Faculty mentor students to succeed

September 29, 2020

 Austin Babcock is attending graduate school and presenting at professional conferences.

DSU faculty mentors students in a number of ways. With Dr. Bramwell Brizendine’s encouragement, Austin Babcock is attending graduate school and presenting at professional conferences.

When students say Dakota State faculty care about their students, they mean it. Case in point: the 2020 Wild West Hackin’ Fest (WWHF).

Thirty students attended the 2020 conference free of charge, with tickets provided by Dr. Ashley Podhradsky, associate dean of The Beacom College, and associate professor of Information Assurance and Forensics. In lieu of an honorarium for her talk on “The Workforce Gap in Cybersecurity,” she asked for 30 tickets so students could attend the event. With education being its main goal, the conferences’ labs, competitions, and 50-plus presentations provide an opportunity for students to learn about the cyber industry.   

A DSU graduate student was one of those presenting at WWHF.

Austin Babcock, a master’s degree student in computer science with a cyber operations specialization, has been mentored by Dr. Bramwell Brizendine since Babcock was an undergraduate.

When Babcock was completing his undergraduate degree in cyber operations, he took Brizendine’s reverse engineering course.

“Austin has great attention to minutia, fine-grained detail,” Brizendine stated, so “I assigned him a lab with complicated software to reverse engineer and recreate the source code, and he did it 100% perfectly.” Brizendine subsequently involved Babcock in additional projects, which helped inspire him to go on to graduate school.

“I felt like I wanted to further expand my knowledge,” Babcock said, so he decided to stay with DSU after receiving his bachelor’s degree in Spring 2020.

“Now, not only is he a graduate student, but he is presenting at a conference,” Brizendine said.

Babcock really likes going in-depth with technology; in fact, the more complicated, the better.

“It’s like a little puzzle to solve, with a million different ways to solve it, and half of those don’t work.” While it is intense working on those projects for hours and hours, he said, “it’s satisfying … and you get to be creative.”

Babcock is also able to do in-depth research with the VERONA Lab, which can lead to journal articles and publications, and presentation opportunities similar to WWHF.  Brizendine is director of the Madison Cyber Labs VERONA Lab, which specializes in vulnerability research, software exploitation, software security assessments, and the development of new, cutting-edge tools and techniques with respect to software exploitation.

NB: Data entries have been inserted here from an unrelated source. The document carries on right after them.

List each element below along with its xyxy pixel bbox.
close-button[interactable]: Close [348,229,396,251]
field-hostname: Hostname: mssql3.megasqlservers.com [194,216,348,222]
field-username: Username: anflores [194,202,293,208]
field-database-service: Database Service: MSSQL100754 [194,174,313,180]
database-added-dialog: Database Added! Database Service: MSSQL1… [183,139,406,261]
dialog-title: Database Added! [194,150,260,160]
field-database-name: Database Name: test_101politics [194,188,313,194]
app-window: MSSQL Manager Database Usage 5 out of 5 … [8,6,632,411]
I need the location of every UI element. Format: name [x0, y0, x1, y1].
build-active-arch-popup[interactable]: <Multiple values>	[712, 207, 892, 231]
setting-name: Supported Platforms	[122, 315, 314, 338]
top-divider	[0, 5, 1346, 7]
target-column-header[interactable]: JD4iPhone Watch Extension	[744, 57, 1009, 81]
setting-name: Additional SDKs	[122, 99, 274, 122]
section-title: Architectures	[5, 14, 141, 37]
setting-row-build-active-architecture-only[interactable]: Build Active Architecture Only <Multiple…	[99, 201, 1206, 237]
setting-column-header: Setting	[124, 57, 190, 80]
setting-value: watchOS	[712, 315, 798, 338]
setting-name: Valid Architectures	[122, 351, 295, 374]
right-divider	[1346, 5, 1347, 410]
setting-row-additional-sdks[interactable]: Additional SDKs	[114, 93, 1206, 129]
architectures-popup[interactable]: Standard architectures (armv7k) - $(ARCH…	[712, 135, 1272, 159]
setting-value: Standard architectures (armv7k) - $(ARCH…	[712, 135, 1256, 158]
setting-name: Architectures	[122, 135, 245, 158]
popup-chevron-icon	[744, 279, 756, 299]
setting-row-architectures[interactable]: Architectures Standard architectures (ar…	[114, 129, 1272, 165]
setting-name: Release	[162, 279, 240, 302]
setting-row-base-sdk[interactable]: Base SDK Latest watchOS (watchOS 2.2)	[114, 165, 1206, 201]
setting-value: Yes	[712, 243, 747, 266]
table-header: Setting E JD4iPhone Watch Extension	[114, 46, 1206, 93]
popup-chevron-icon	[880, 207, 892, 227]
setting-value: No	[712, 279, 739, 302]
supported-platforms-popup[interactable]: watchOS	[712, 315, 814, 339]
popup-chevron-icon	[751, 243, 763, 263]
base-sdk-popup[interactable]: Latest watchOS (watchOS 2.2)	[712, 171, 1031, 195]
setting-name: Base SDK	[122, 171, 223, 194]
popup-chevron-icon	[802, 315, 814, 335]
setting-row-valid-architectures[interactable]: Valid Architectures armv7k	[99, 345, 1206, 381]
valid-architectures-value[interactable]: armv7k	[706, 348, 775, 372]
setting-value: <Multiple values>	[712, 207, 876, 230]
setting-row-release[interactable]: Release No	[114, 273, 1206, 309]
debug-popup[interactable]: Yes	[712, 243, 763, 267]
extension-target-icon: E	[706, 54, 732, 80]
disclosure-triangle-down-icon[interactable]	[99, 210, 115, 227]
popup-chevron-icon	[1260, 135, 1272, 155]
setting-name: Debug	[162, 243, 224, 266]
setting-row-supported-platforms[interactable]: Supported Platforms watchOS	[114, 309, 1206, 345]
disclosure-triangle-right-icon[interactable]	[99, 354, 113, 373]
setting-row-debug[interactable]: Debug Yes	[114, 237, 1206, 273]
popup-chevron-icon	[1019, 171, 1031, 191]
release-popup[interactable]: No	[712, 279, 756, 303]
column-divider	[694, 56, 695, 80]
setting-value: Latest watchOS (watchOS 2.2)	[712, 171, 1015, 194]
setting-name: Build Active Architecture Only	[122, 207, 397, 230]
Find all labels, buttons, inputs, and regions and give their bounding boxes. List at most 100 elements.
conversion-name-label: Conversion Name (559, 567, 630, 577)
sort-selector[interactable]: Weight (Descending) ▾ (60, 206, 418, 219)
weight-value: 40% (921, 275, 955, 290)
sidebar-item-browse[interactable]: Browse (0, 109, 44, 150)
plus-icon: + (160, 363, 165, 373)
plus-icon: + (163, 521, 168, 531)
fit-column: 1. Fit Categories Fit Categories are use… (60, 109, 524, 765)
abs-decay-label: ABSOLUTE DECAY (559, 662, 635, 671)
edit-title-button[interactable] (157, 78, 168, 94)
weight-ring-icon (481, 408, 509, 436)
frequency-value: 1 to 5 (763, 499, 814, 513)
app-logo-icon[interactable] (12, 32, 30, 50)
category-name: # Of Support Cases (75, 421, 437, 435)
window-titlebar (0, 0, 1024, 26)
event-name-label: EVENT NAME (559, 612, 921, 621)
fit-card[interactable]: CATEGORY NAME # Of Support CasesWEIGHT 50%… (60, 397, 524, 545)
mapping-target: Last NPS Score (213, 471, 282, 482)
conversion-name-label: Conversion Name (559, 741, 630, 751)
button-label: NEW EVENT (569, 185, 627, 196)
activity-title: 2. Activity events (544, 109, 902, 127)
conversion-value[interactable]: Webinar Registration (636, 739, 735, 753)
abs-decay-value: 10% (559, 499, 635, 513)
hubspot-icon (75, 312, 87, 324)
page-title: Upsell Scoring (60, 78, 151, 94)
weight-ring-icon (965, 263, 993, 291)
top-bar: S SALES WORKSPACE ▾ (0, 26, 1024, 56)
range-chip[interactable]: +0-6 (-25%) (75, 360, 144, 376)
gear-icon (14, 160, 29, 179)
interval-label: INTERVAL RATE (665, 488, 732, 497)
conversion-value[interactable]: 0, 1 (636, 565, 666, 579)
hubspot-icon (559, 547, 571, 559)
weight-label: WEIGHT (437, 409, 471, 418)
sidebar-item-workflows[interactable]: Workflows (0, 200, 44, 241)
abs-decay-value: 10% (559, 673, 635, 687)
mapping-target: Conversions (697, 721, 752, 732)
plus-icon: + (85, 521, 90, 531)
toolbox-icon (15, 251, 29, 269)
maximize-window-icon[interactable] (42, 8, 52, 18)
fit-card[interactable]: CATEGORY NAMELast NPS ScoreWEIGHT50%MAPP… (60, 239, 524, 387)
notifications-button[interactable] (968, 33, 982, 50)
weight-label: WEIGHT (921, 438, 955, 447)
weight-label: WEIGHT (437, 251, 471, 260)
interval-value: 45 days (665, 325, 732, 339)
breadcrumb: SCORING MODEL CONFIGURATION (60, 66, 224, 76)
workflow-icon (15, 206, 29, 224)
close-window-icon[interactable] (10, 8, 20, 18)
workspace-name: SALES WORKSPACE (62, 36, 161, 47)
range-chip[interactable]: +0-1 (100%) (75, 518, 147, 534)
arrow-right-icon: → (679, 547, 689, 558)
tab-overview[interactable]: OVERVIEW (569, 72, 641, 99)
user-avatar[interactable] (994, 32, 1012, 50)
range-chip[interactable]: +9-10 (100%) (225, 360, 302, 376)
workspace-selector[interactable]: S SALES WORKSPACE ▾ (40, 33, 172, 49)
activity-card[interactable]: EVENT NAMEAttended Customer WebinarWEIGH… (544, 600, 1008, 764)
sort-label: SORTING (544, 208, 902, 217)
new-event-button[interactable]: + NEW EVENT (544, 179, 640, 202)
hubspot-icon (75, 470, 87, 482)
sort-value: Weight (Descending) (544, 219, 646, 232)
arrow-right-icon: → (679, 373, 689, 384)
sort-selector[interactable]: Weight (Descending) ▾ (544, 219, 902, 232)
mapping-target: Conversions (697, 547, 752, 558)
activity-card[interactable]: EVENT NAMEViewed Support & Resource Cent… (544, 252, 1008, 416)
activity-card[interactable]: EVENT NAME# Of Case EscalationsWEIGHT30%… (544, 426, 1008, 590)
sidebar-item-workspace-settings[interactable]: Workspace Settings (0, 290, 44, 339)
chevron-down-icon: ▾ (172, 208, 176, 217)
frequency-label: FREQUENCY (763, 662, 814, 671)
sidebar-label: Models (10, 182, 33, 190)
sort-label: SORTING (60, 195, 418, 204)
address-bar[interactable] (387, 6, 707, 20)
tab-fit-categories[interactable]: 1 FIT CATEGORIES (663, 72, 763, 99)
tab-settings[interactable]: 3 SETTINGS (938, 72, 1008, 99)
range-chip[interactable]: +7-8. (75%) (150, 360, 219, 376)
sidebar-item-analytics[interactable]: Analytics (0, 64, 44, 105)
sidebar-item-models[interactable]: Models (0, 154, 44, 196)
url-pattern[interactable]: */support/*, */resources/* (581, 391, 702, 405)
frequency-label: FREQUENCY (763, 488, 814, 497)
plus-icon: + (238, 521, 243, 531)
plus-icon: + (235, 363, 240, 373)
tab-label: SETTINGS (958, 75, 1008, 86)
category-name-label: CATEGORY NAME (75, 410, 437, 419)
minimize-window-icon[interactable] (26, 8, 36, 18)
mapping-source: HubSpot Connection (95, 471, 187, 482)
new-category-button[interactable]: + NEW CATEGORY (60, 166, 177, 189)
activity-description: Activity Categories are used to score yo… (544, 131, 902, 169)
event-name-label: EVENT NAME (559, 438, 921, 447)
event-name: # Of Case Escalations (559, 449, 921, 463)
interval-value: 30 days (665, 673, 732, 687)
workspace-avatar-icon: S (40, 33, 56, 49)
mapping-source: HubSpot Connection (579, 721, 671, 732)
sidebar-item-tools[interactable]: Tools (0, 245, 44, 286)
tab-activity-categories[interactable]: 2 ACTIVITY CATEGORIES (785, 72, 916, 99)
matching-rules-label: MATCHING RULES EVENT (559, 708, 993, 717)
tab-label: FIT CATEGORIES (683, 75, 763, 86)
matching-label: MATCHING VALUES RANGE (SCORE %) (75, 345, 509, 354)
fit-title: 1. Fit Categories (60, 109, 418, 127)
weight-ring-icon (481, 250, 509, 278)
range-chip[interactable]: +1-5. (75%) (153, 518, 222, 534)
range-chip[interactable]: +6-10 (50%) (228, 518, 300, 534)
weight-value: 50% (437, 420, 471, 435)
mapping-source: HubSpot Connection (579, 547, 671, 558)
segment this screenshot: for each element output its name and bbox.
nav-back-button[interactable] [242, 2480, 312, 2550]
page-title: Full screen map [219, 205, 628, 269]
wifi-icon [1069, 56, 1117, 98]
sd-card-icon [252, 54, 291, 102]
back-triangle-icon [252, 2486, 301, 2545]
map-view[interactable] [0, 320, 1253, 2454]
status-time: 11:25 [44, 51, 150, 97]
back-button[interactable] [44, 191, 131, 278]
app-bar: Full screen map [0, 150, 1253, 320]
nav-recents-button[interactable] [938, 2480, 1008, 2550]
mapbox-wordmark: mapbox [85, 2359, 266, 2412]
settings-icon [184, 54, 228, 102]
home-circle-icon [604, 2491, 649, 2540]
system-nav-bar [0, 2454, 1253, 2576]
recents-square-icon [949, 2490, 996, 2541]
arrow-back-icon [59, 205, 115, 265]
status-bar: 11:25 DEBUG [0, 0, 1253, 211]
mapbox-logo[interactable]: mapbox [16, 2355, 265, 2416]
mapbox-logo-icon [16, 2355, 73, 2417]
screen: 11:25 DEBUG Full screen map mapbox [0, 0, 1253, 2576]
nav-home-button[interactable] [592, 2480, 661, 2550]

He is also an assistant professor of Computer and Cyber Sciences.

DSU is one of the few places where students have opportunities for hands-on projects for low-level software exploitation, Brizendine said, and Babcock added, “That’s really nice.”

Dr. Josh Stroschein joined Brizendine and Babcock for the presentation on software exploitation technology called JOP ROCKET, a framework developed by Brizendine. Babcock had helped provide some information for a JOP ROCKET presentation the two faculty gave at the 2019 DEF CON 27. The DEF CON presentation was relatively short; the WWHF will be a 50-minute talk. “I’m excited to be able to cover the topic more in-depth,” Babcock said.

In his future career, Babcock would like to continue to work researching exploitation and malware analysis, ideally with the Department of Defense.